The committee also said that before being able to recommend any form of dementia screening, it would need to be confident that early intervention would slow or even prevent the disease. ‘At the moment these treatments do not exist,’ its review found.

But the DES was a political imperative, so this expert opinion was ignored, and the scheme was branded ‘case-finding’ instead. It joins a rogue’s gallery of contentious schemes that have used this loophole: NHS Health Checks, the Avoiding Unplanned Admissions DES and (coming soon to a practice near you) NHS England’s proposed diabetes prevention programme.

Arguably, these schemes would all fail on at least one of the NSC criteria: that they must be backed by ‘high-quality’ RCT evidence; that no other cost-effective alternative is available; or that the ‘opportunity cost’ or any harms are balanced against the benefits.

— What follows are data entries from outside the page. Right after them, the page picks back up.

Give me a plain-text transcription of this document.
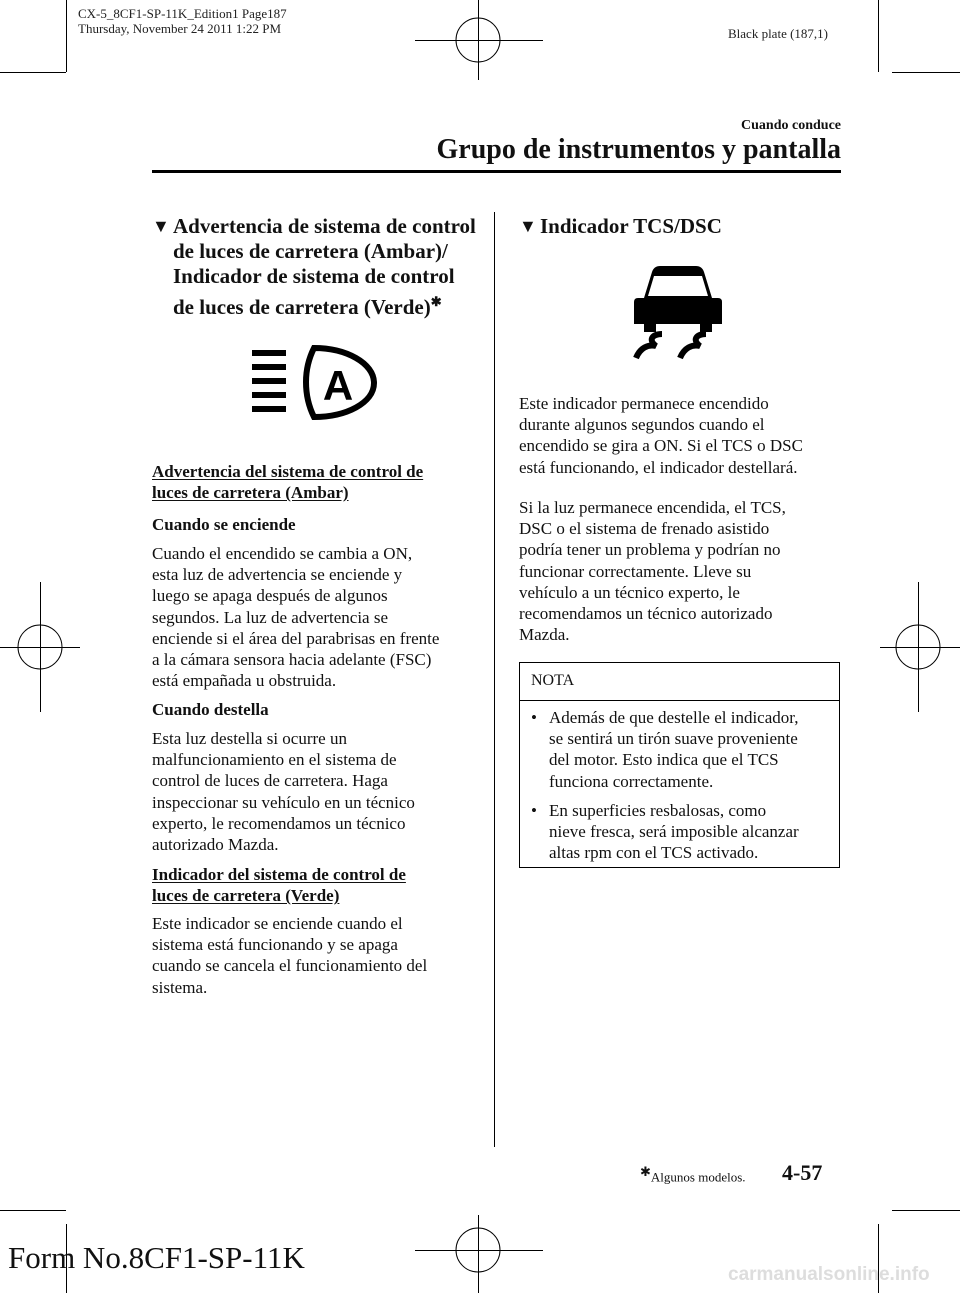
CX-5_8CF1-SP-11K_Edition1 Page187
Thursday, November 24 2011 1:22 PM	Black plate (187,1)
Cuando conduce
Grupo de instrumentos y pantalla
▼ Advertencia de sistema de control
de luces de carretera (Ambar)/
Indicador de sistema de control
de luces de carretera (Verde)✱
A
Advertencia del sistema de control de
luces de carretera (Ambar)
Cuando se enciende
Cuando el encendido se cambia a ON,
esta luz de advertencia se enciende y
luego se apaga después de algunos
segundos. La luz de advertencia se
enciende si el área del parabrisas en frente
a la cámara sensora hacia adelante (FSC)
está empañada u obstruida.
Cuando destella
Esta luz destella si ocurre un
malfuncionamiento en el sistema de
control de luces de carretera. Haga
inspeccionar su vehículo en un técnico
experto, le recomendamos un técnico
autorizado Mazda.
Indicador del sistema de control de
luces de carretera (Verde)
Este indicador se enciende cuando el
sistema está funcionando y se apaga
cuando se cancela el funcionamiento del
sistema.
▼ Indicador TCS/DSC
Este indicador permanece encendido
durante algunos segundos cuando el
encendido se gira a ON. Si el TCS o DSC
está funcionando, el indicador destellará.
Si la luz permanece encendida, el TCS,
DSC o el sistema de frenado asistido
podría tener un problema y podrían no
funcionar correctamente. Lleve su
vehículo a un técnico experto, le
recomendamos un técnico autorizado
Mazda.
NOTA
• Además de que destelle el indicador,
se sentirá un tirón suave proveniente
del motor. Esto indica que el TCS
funciona correctamente.
• En superficies resbalosas, como
nieve fresca, será imposible alcanzar
altas rpm con el TCS activado.
✱Algunos modelos. 4-57
Form No.8CF1-SP-11K	carmanualsonline.info
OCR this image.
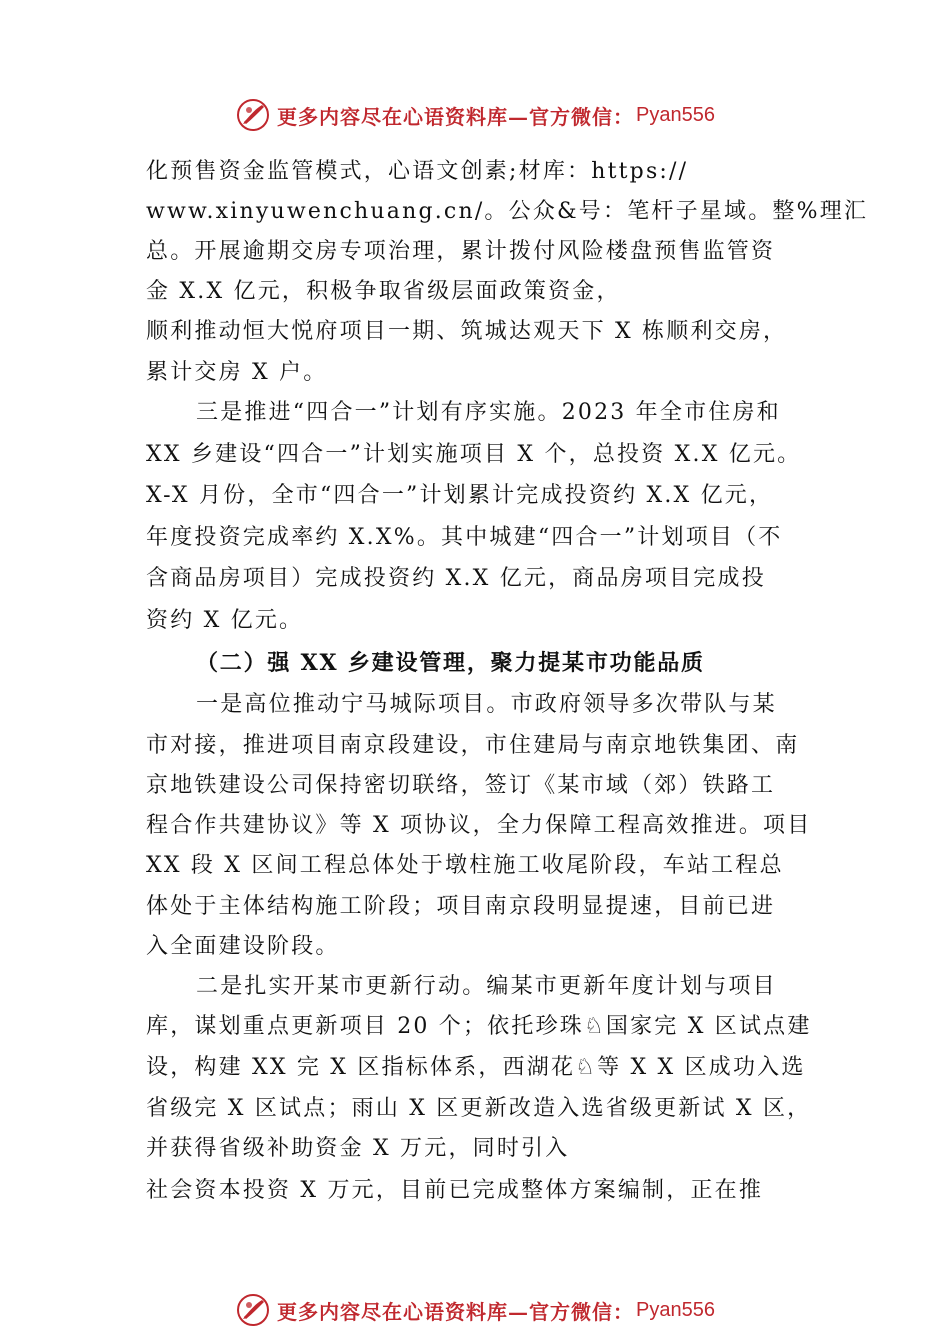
更多内容尽在心语资料库—官方微信： Pyan556
化预售资金监管模式，心语文创素;材库：https://
www.xinyuwenchuang.cn/。公众&号：笔杆子星域。整%理汇
总。开展逾期交房专项治理，累计拨付风险楼盘预售监管资
金 X.X 亿元，积极争取省级层面政策资金，
顺利推动恒大悦府项目一期、筑城达观天下 X 栋顺利交房，
累计交房 X 户。
三是推进“四合一”计划有序实施。2023 年全市住房和
XX 乡建设“四合一”计划实施项目 X 个，总投资 X.X 亿元。
X-X 月份，全市“四合一”计划累计完成投资约 X.X 亿元，
年度投资完成率约 X.X%。其中城建“四合一”计划项目（不
含商品房项目）完成投资约 X.X 亿元，商品房项目完成投
资约 X 亿元。
（二）强 XX 乡建设管理，聚力提某市功能品质
一是高位推动宁马城际项目。市政府领导多次带队与某
市对接，推进项目南京段建设，市住建局与南京地铁集团、南
京地铁建设公司保持密切联络，签订《某市域（郊）铁路工
程合作共建协议》等 X 项协议，全力保障工程高效推进。项目
XX 段 X 区间工程总体处于墩柱施工收尾阶段，车站工程总
体处于主体结构施工阶段；项目南京段明显提速，目前已进
入全面建设阶段。
二是扎实开某市更新行动。编某市更新年度计划与项目
库，谋划重点更新项目 20 个；依托珍珠♘国家完 X 区试点建
设，构建 XX 完 X 区指标体系，西湖花♘等 X X 区成功入选
省级完 X 区试点；雨山 X 区更新改造入选省级更新试 X 区，
并获得省级补助资金 X 万元，同时引入
社会资本投资 X 万元，目前已完成整体方案编制，正在推
更多内容尽在心语资料库—官方微信： Pyan556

Now I am not saying these schemes cannot do good or that we should abandon all hope of prevention in primary care. But let the dementia DES be a warning. With the best of intentions, they can cause harm and it is not good enough for the health service blindly to introduce them without having carefully weighed up all the evidence first. This is what we have the NSC and NICE for, after all.

And it is even worse to force though a scheme, watch it cause incalculable distress and then ditch it without even learning anything from the experience. Such negligence is the mark of a dysfunctional system and it has to stop.